The case was considered by a division bench of Justices M.S. Bedi and Hari Pal Verma.
The advocate-journalist, in response to the contempt notice, argued that the court could not be a prosecutor and a judge of its own cause. The division bench rejected his contentions by stating that High Court has inherent power under Article 215 of the Constitution to exercise contempt jurisdiction to protect its dignity and authority.
The Court held that the advocate's post amounted to contempt of court :
"He is held guilty of having committed contempt of Court by issuing contemptuous publication, annexure P-8, alleging that the judgment passed against him by the High Court was not speaking and a better decision could have been written by a Magistrate. The Judge had not uploaded the judgment as the Judge might not have understood what was to be written.Such a derogatory remark is contemptuous on the face of it as such the contemnor is held guilty of having committed contempt of court".
Though he urged that leniency may be shown in sentence considering the fact that he was an advocate, the Court turned down this plea and sentenced him to one month imprisonment.
The Court observed that advocates, as officers of the court, have to maintain the dignity and authority of the court.
"The dignity and authority of the court has to be maintained not only by the general public but also by the advocates who constitute an important part of the system of administration of justice and are considered as officers of the Court".
The HC suspended the sentence for a period of one month to enable him to appeal to the Supreme Court.
Supreme Court's order
The Supreme Court set aside his conviction and sentence in a one-page order, observing that it was not a case where contempt action should have been taken in the first place.
The short order of the apex court did not discuss the merits of the matter in detail while overturning the HC decision.
"We have gone through the matter in detail and are of the view that it was not a case where the contempt action should have been taken against the appellant who is an Advocate. We thus allow this appeal and set aside the impugned order passed by the High Court," said a bench of Justice AK Sikri and Justice R Subhash Reddy in the order passed on November 12, 2018.
On August 14, the Supreme Court held Bhushan guilty of criminal contempt for tweeting against the judiciary.
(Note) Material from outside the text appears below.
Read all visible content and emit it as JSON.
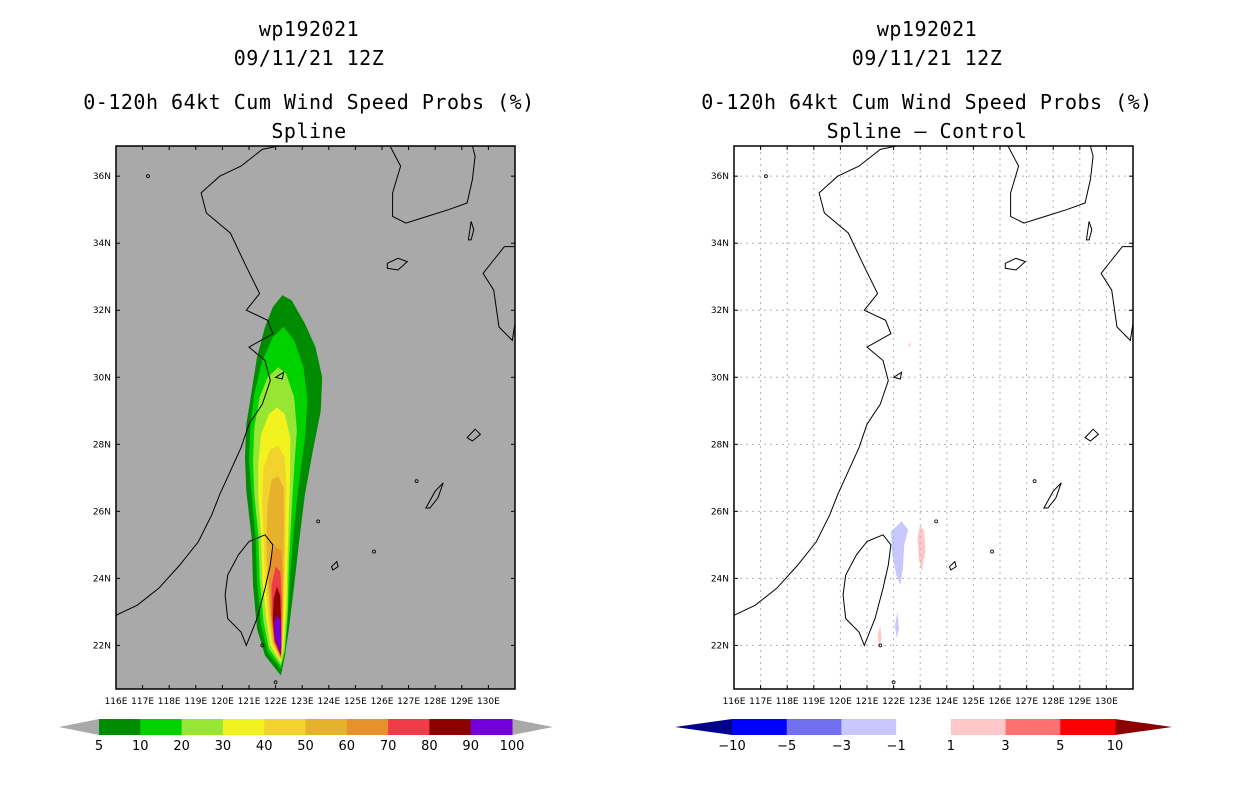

One tweet, made in reference to a picture of CJI Bobde seated on a Harley Davidson bike, alleged that the CJI was enjoying expensive bike rides while keeping the Supreme Court under lockdown.
Another tweet alleged that the Supreme Court contributed to the destruction of democracy in the last six years, and the last 4 CJIs played a particular role in that.
The Court held that the tweets were based on "distorted facts" and had the effect of undermining the authority and dignity of the court.
"The tweet has the effect of destabilising the very foundation of this important pillar of the Indian democracy...There is no manner of doubt, that the tweet tends to shake the public confidence in the institution of judiciary", observed a bench of Justices Arun Mishra, B R Gavai and Krishna Murari in the judgment.